Susie's Diner
- Food served: Mon noon–8pm; Tue–Sat noon–9pm; Sun 1–8pm.
- Also offers: Vegetarian options (at least 25% of main courses), Gluten-free options, Children's portions, Children's high chairs, Takeaway, Live music
- Music on stereo: Nothing
- Capacity: 50
- Open since: 1995
- Average price 2 courses:
£8 (lunch)
£8 (evening meal) - House wine: £9.90 per bottle
- BYOB: £2 corkage
This review appears in the The List's Eating & Drinking Guide 2008 – in the shops now or buy online.

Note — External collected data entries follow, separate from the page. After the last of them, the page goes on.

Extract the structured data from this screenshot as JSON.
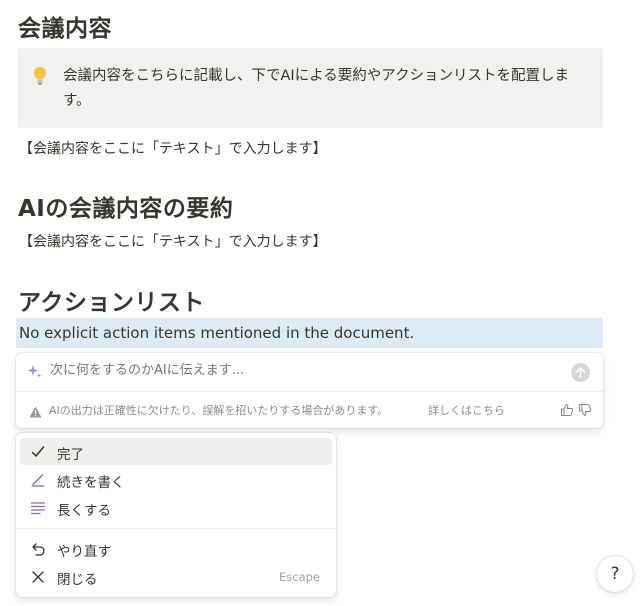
{
  "headings": {
    "meeting": "会議内容",
    "summary": "AIの会議内容の要約",
    "actions": "アクションリスト"
  },
  "callout": {
    "icon": "lightbulb-icon",
    "text": "会議内容をこちらに記載し、下でAIによる要約やアクションリストを配置します。"
  },
  "placeholders": {
    "meeting_text": "【会議内容をここに「テキスト」で入力します】",
    "summary_text": "【会議内容をここに「テキスト」で入力します】"
  },
  "ai_output": "No explicit action items mentioned in the document.",
  "ai_prompt": {
    "placeholder": "次に何をするのかAIに伝えます...",
    "warning": "AIの出力は正確性に欠けたり、誤解を招いたりする場合があります。",
    "learn_more": "詳しくはこちら"
  },
  "menu": {
    "items": [
      {
        "label": "完了",
        "icon": "check-icon"
      },
      {
        "label": "続きを書く",
        "icon": "pencil-icon"
      },
      {
        "label": "長くする",
        "icon": "lines-icon"
      }
    ],
    "secondary": [
      {
        "label": "やり直す",
        "icon": "undo-icon"
      },
      {
        "label": "閉じる",
        "icon": "close-icon",
        "shortcut": "Escape"
      }
    ]
  },
  "help": {
    "label": "?"
  },
  "colors": {
    "highlight": "#dcebf8",
    "callout_bg": "#f1f1ef",
    "accent_purple": "#9065b0",
    "text": "#37352f"
  }
}
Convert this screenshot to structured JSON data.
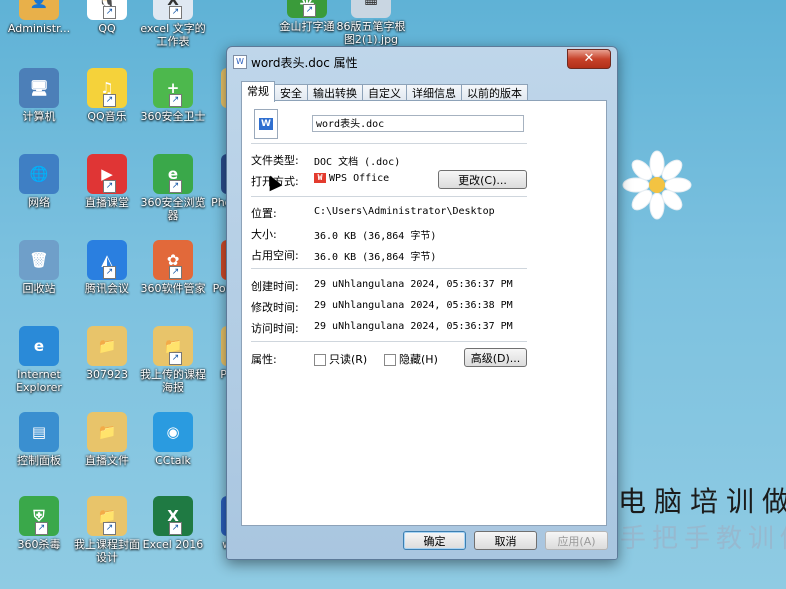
{
  "desktop": {
    "icons": [
      {
        "label": "Administr...",
        "color": "#e8b04a",
        "glyph": "👤",
        "shortcut": false
      },
      {
        "label": "QQ",
        "color": "#ffffff",
        "glyph": "🐧",
        "shortcut": true
      },
      {
        "label": "excel 文字的工作表",
        "color": "#dfe8f2",
        "glyph": "X",
        "shortcut": true
      },
      {
        "label": "金山打字通",
        "color": "#3a9b3a",
        "glyph": "金",
        "shortcut": true
      },
      {
        "label": "86版五笔字根图2(1).jpg",
        "color": "#c9d6e2",
        "glyph": "▦",
        "shortcut": false
      },
      {
        "label": "计算机",
        "color": "#4c7fb8",
        "glyph": "🖥",
        "shortcut": false
      },
      {
        "label": "QQ音乐",
        "color": "#f5d23a",
        "glyph": "♫",
        "shortcut": true
      },
      {
        "label": "360安全卫士",
        "color": "#4db84d",
        "glyph": "+",
        "shortcut": true
      },
      {
        "label": "ex...",
        "color": "#e8c46a",
        "glyph": "📁",
        "shortcut": true
      },
      {
        "label": "网络",
        "color": "#3f7fc4",
        "glyph": "🌐",
        "shortcut": false
      },
      {
        "label": "直播课堂",
        "color": "#e03535",
        "glyph": "▶",
        "shortcut": true
      },
      {
        "label": "360安全浏览器",
        "color": "#3aa84a",
        "glyph": "e",
        "shortcut": true
      },
      {
        "label": "Photo... CS",
        "color": "#2a4e8f",
        "glyph": "P",
        "shortcut": true
      },
      {
        "label": "回收站",
        "color": "#6f9fc9",
        "glyph": "🗑",
        "shortcut": false
      },
      {
        "label": "腾讯会议",
        "color": "#2a7fe0",
        "glyph": "◭",
        "shortcut": true
      },
      {
        "label": "360软件管家",
        "color": "#e2693a",
        "glyph": "✿",
        "shortcut": true
      },
      {
        "label": "Powe... 20",
        "color": "#d04a2a",
        "glyph": "P",
        "shortcut": true
      },
      {
        "label": "Internet Explorer",
        "color": "#2a8ad8",
        "glyph": "e",
        "shortcut": false
      },
      {
        "label": "307923",
        "color": "#e8c46a",
        "glyph": "📁",
        "shortcut": false
      },
      {
        "label": "我上传的课程海报",
        "color": "#e8c46a",
        "glyph": "📁",
        "shortcut": true
      },
      {
        "label": "PPT素...",
        "color": "#e8c46a",
        "glyph": "📁",
        "shortcut": true
      },
      {
        "label": "控制面板",
        "color": "#3a8fd0",
        "glyph": "▤",
        "shortcut": false
      },
      {
        "label": "直播文件",
        "color": "#e8c46a",
        "glyph": "📁",
        "shortcut": false
      },
      {
        "label": "CCtalk",
        "color": "#2a9be0",
        "glyph": "◉",
        "shortcut": false
      },
      {
        "label": "360杀毒",
        "color": "#3aa84a",
        "glyph": "⛨",
        "shortcut": true
      },
      {
        "label": "我上课程封面设计",
        "color": "#e8c46a",
        "glyph": "📁",
        "shortcut": true
      },
      {
        "label": "Excel 2016",
        "color": "#1f7a43",
        "glyph": "X",
        "shortcut": true
      },
      {
        "label": "word...",
        "color": "#2a5fbd",
        "glyph": "W",
        "shortcut": true
      }
    ],
    "watermark_line1": "电脑培训做",
    "watermark_line2": "手把手教训做"
  },
  "dialog": {
    "title": "word表头.doc 属性",
    "close_glyph": "✕",
    "tabs": [
      "常规",
      "安全",
      "输出转换",
      "自定义",
      "详细信息",
      "以前的版本"
    ],
    "active_tab": 0,
    "file_name": "word表头.doc",
    "file_type_label": "文件类型:",
    "file_type_value": "DOC 文档 (.doc)",
    "open_with_label": "打开方式:",
    "open_with_value": "WPS Office",
    "open_with_logo": "W",
    "change_button": "更改(C)...",
    "location_label": "位置:",
    "location_value": "C:\\Users\\Administrator\\Desktop",
    "size_label": "大小:",
    "size_value": "36.0 KB (36,864 字节)",
    "size_on_disk_label": "占用空间:",
    "size_on_disk_value": "36.0 KB (36,864 字节)",
    "created_label": "创建时间:",
    "created_value": "29 uNhlangulana 2024, 05:36:37 PM",
    "modified_label": "修改时间:",
    "modified_value": "29 uNhlangulana 2024, 05:36:38 PM",
    "accessed_label": "访问时间:",
    "accessed_value": "29 uNhlangulana 2024, 05:36:37 PM",
    "attributes_label": "属性:",
    "readonly_label": "只读(R)",
    "hidden_label": "隐藏(H)",
    "advanced_button": "高级(D)...",
    "ok_button": "确定",
    "cancel_button": "取消",
    "apply_button": "应用(A)"
  }
}
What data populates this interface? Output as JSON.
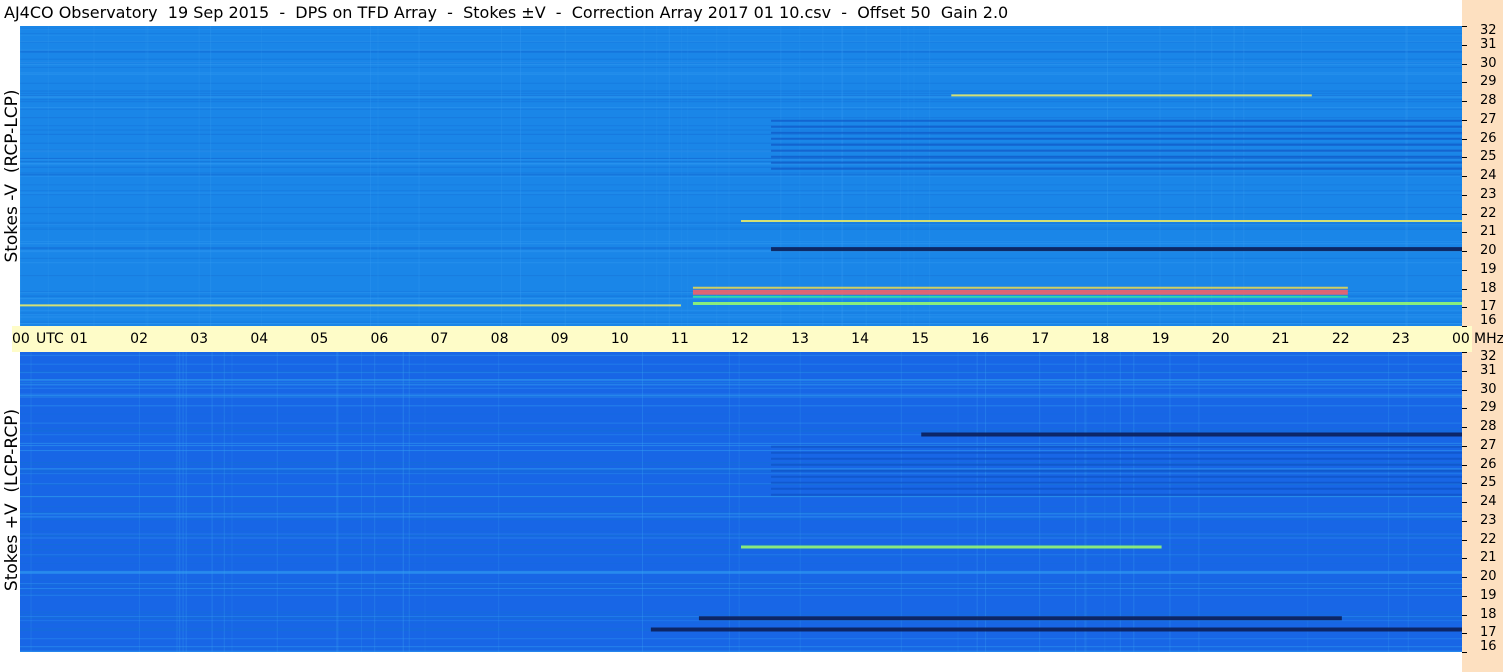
{
  "header": {
    "title": "AJ4CO Observatory  19 Sep 2015  -  DPS on TFD Array  -  Stokes ±V  -  Correction Array 2017 01 10.csv  -  Offset 50  Gain 2.0"
  },
  "colors": {
    "top_panel_base": "#1a86e8",
    "bottom_panel_base": "#1866e6",
    "time_axis_bg": "#fefcc8",
    "freq_axis_bg": "#fde0c0"
  },
  "chart_data": [
    {
      "type": "heatmap",
      "panel": "top",
      "ylabel": "Stokes -V  (RCP-LCP)",
      "x_unit": "UTC",
      "y_unit": "MHz",
      "xlim": [
        0,
        24
      ],
      "ylim": [
        16,
        32
      ],
      "y_ticks": [
        "32",
        "31",
        "30",
        "29",
        "28",
        "27",
        "26",
        "25",
        "24",
        "23",
        "22",
        "21",
        "20",
        "19",
        "18",
        "17",
        "16"
      ],
      "features": [
        {
          "kind": "band",
          "t_start": 11.2,
          "t_end": 22.1,
          "freq": 17.8,
          "intensity": "high"
        },
        {
          "kind": "band",
          "t_start": 11.2,
          "t_end": 24.0,
          "freq": 17.2,
          "intensity": "medium"
        },
        {
          "kind": "band",
          "t_start": 0.0,
          "t_end": 11.0,
          "freq": 17.1,
          "intensity": "low"
        },
        {
          "kind": "band",
          "t_start": 12.0,
          "t_end": 24.0,
          "freq": 21.6,
          "intensity": "low"
        },
        {
          "kind": "band",
          "t_start": 15.5,
          "t_end": 21.5,
          "freq": 28.3,
          "intensity": "low"
        },
        {
          "kind": "band",
          "t_start": 12.5,
          "t_end": 24.0,
          "freq": 20.1,
          "intensity": "dark"
        },
        {
          "kind": "striations",
          "t_start": 12.5,
          "t_end": 24.0,
          "freq_from": 24.2,
          "freq_to": 27.0
        }
      ]
    },
    {
      "type": "heatmap",
      "panel": "bottom",
      "ylabel": "Stokes +V  (LCP-RCP)",
      "x_unit": "UTC",
      "y_unit": "MHz",
      "xlim": [
        0,
        24
      ],
      "ylim": [
        16,
        32
      ],
      "y_ticks": [
        "32",
        "31",
        "30",
        "29",
        "28",
        "27",
        "26",
        "25",
        "24",
        "23",
        "22",
        "21",
        "20",
        "19",
        "18",
        "17",
        "16"
      ],
      "features": [
        {
          "kind": "band",
          "t_start": 11.3,
          "t_end": 22.0,
          "freq": 17.8,
          "intensity": "dark"
        },
        {
          "kind": "band",
          "t_start": 10.5,
          "t_end": 24.0,
          "freq": 17.2,
          "intensity": "dark"
        },
        {
          "kind": "band",
          "t_start": 12.0,
          "t_end": 19.0,
          "freq": 21.6,
          "intensity": "medium"
        },
        {
          "kind": "band",
          "t_start": 15.0,
          "t_end": 24.0,
          "freq": 27.6,
          "intensity": "dark"
        },
        {
          "kind": "striations",
          "t_start": 12.5,
          "t_end": 24.0,
          "freq_from": 24.2,
          "freq_to": 27.0
        }
      ]
    }
  ],
  "time_axis": {
    "ticks": [
      "00",
      "01",
      "02",
      "03",
      "04",
      "05",
      "06",
      "07",
      "08",
      "09",
      "10",
      "11",
      "12",
      "13",
      "14",
      "15",
      "16",
      "17",
      "18",
      "19",
      "20",
      "21",
      "22",
      "23",
      "00"
    ],
    "unit_label": "UTC",
    "freq_unit_label": "MHz"
  }
}
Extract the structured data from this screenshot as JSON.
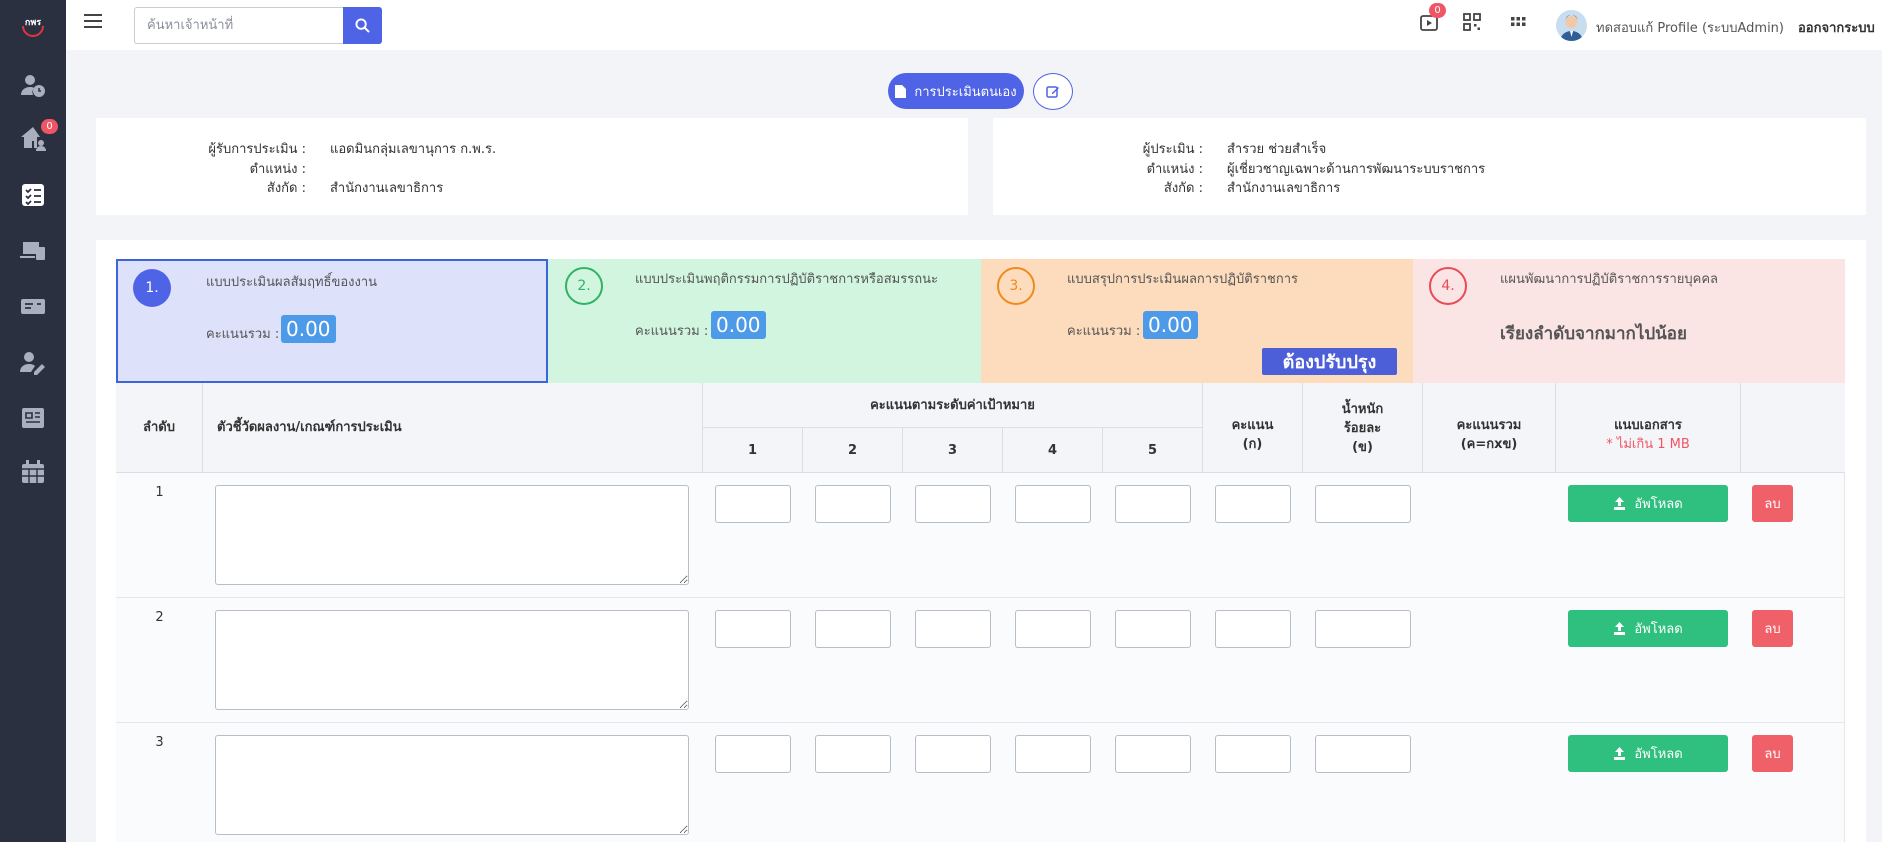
{
  "topbar": {
    "search_placeholder": "ค้นหาเจ้าหน้าที่",
    "notification_count": "0",
    "profile_name": "ทดสอบแก้ Profile (ระบบAdmin)",
    "logout_label": "ออกจากระบบ"
  },
  "sidebar": {
    "logo_text": "กพร",
    "badge_count": "0"
  },
  "actions": {
    "self_assess_label": "การประเมินตนเอง"
  },
  "receiver": {
    "name_label": "ผู้รับการประเมิน :",
    "name_value": "แอดมินกลุ่มเลขานุการ ก.พ.ร.",
    "position_label": "ตำแหน่ง :",
    "position_value": "",
    "dept_label": "สังกัด :",
    "dept_value": "สำนักงานเลขาธิการ"
  },
  "assessor": {
    "name_label": "ผู้ประเมิน :",
    "name_value": "สำรวย ช่วยสำเร็จ",
    "position_label": "ตำแหน่ง :",
    "position_value": "ผู้เชี่ยวชาญเฉพาะด้านการพัฒนาระบบราชการ",
    "dept_label": "สังกัด :",
    "dept_value": "สำนักงานเลขาธิการ"
  },
  "tabs": [
    {
      "num": "1.",
      "title": "แบบประเมินผลสัมฤทธิ์ของงาน",
      "score_label": "คะแนนรวม :",
      "score": "0.00"
    },
    {
      "num": "2.",
      "title": "แบบประเมินพฤติกรรมการปฏิบัติราชการหรือสมรรถนะ",
      "score_label": "คะแนนรวม :",
      "score": "0.00"
    },
    {
      "num": "3.",
      "title": "แบบสรุปการประเมินผลการปฏิบัติราชการ",
      "score_label": "คะแนนรวม :",
      "score": "0.00",
      "badge": "ต้องปรับปรุง"
    },
    {
      "num": "4.",
      "title": "แผนพัฒนาการปฏิบัติราชการรายบุคคล",
      "note": "เรียงลำดับจากมากไปน้อย"
    }
  ],
  "colors": {
    "primary": "#4f63e6",
    "tab1_bg": "#dde1fa",
    "tab2_bg": "#d2f5df",
    "tab3_bg": "#fddcbd",
    "tab4_bg": "#fbe4e4",
    "upload": "#2fbf7e",
    "delete": "#f06068"
  },
  "table": {
    "col_seq": "ลำดับ",
    "col_criteria": "ตัวชี้วัดผลงาน/เกณฑ์การประเมิน",
    "col_target_group": "คะแนนตามระดับค่าเป้าหมาย",
    "target_levels": [
      "1",
      "2",
      "3",
      "4",
      "5"
    ],
    "col_score": "คะแนน",
    "col_score_sub": "(ก)",
    "col_weight": "น้ำหนัก",
    "col_weight_mid": "ร้อยละ",
    "col_weight_sub": "(ข)",
    "col_total": "คะแนนรวม",
    "col_total_sub": "(ค=กxข)",
    "col_attach": "แนบเอกสาร",
    "col_attach_note": "* ไม่เกิน 1 MB",
    "upload_label": "อัพโหลด",
    "delete_label": "ลบ",
    "rows": [
      "1",
      "2",
      "3"
    ]
  }
}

Nestled in the heart of Edinburgh's studentville, Susie's Diner straddles the border between student grub and higher-end café. On the one hand, the menu is a doodled board, with food served up in a manner that's more institutional canteen than 'diner'. On the other, there's an adventurous range of influences, artwork adorning the walls and a range of teas bordering on baffling. Some dishes shine, such as a spanakopita – a Greek-influenced pie – packed with juicy spinach. The range changes daily, but even the blander dishes are more than edible, and served up in sizable portions. The hot dishes, such as hearty casseroles, are served with two selections of fresh salad, while a fine range of desserts will appease the greediest vegan diner. Flavours are varied, although hovering around a comfortable medium, which suits its lunchtime feel. The prices teeter on expensive, which, for some dishes seems a lot if you're perched on a wooden chair in a self-service café, but it's a charming place. Overall, Susie's has acquired a niche market in its great location, with hearty meals offering a quirky element to the vegetarian scene.